Yoshitoshi was born in Edo on April 30th, 1839. As a young boy, he showed remarkable artistic talent and fierce interest in classical Japanese literature and history. He began to study under the renowned Kuniyoshi at the age of 11. Kuniyoshi, a leading woodblock print artist of the day, developed a close relationship with his pupil and gave him the name Yoshitoshi. Yoshitoshi Tsukioka published his first print to modest success in 1853, a triptych of a famous clash between the Taira and Minamoto clans. That same year, Commodore Perry's "black ships" docked in Edo Bay.
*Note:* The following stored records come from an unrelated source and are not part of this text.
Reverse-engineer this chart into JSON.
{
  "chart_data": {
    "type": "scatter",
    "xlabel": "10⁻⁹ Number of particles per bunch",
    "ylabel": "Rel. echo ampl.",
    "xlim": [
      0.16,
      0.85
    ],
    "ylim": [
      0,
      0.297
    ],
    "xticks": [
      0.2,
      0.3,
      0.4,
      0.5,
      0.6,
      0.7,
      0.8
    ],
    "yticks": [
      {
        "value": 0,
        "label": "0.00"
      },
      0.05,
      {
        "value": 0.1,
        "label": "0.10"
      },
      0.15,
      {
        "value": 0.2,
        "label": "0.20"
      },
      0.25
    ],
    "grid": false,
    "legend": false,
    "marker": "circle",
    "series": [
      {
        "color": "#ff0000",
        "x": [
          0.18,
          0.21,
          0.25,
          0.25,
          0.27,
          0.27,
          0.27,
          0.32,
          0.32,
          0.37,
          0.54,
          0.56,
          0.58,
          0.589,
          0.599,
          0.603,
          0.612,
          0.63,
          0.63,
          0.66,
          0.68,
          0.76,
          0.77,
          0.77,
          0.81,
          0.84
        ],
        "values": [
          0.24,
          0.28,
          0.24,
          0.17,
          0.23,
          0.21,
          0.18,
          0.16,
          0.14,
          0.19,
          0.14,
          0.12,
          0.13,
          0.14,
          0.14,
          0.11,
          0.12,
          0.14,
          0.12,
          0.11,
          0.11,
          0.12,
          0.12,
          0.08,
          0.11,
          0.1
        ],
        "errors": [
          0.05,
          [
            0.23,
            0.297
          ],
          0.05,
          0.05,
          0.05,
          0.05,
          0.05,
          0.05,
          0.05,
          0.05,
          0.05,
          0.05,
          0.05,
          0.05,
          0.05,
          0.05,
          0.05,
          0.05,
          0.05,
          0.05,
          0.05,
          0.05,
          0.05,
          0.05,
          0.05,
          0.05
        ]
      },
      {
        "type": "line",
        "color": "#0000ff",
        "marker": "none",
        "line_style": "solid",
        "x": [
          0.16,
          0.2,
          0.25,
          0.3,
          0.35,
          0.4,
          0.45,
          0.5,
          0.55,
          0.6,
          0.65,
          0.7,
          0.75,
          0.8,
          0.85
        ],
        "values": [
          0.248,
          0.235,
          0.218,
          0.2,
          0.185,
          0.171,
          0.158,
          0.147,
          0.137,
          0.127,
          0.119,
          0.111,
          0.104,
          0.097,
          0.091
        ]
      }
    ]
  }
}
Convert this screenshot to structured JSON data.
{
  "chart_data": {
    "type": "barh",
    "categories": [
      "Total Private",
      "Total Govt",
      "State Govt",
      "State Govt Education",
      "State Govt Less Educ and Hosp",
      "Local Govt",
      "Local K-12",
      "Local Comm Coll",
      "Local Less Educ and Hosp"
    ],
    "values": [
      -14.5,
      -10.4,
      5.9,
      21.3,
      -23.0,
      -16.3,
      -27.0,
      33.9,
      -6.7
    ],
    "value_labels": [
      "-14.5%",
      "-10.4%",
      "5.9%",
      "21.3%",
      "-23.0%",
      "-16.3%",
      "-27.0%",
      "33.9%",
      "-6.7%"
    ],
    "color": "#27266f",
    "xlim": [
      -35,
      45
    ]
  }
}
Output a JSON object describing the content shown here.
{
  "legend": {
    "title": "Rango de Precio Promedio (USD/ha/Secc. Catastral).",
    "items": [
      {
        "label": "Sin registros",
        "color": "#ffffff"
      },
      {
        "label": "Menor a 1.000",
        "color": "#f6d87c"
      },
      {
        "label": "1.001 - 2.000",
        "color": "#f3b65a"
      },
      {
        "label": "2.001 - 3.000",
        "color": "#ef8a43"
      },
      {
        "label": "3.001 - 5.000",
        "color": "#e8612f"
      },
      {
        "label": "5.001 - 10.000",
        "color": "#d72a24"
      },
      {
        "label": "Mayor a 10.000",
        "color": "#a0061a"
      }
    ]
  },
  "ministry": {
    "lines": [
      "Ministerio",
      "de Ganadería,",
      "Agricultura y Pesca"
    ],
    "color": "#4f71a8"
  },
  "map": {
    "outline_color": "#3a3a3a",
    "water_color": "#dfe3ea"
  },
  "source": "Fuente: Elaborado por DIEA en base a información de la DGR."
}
In the early 1860s, Yoshitoshi's prints focused on kabuki subjects and historical scenes, as well as foreigners. As the 19th century progressed, ukiyo-e felt the influence of the modern era, particularly through the introduction of synthetic dyes. Yoshitoshi learned to use these colors with subtlety and skill, holding his works to the highest printing standards throughout his career. Following Kuniyoshi's death in 1861, Yoshitoshi struggled as he set off on his own, taking Toshikage as his first student in 1863. As political instability grew in Japan during the late 1860s, he entered his "bloody period," an era marked by images of graphic violence and extravagant brutality.
As Meiji-period modernization pushed ahead, Yoshitoshi Tsukioka suffered a nervous breakdown in 1872, living in poverty and ceasing all artistic production. A year later, he resumed work; adopting the artist name Taiso, meaning "Great Resurrection," and fulfilling his creative potential. While Yoshitoshi continued to present battle scenes, he turned his attention to more recent incidents and slowly shifted from overt violence to the psychological struggles of individuals. In 1885, he began one of his most acclaimed series, One Hundred Views of the Moon (1885-1892). During the last decade of his life, Yoshitoshi designed numerous illustrated books and several other popular series including Thirty-two Aspects of Women (1888) and Thirty-six Ghosts and Strange Apparitions. (1889-1892). In the spring of 1892, he suffered his final mental breakdown and was committed to the Sugamo Asylum. On the 9th of June 1892, he died of a cerebral hemorrhage at the age of 53.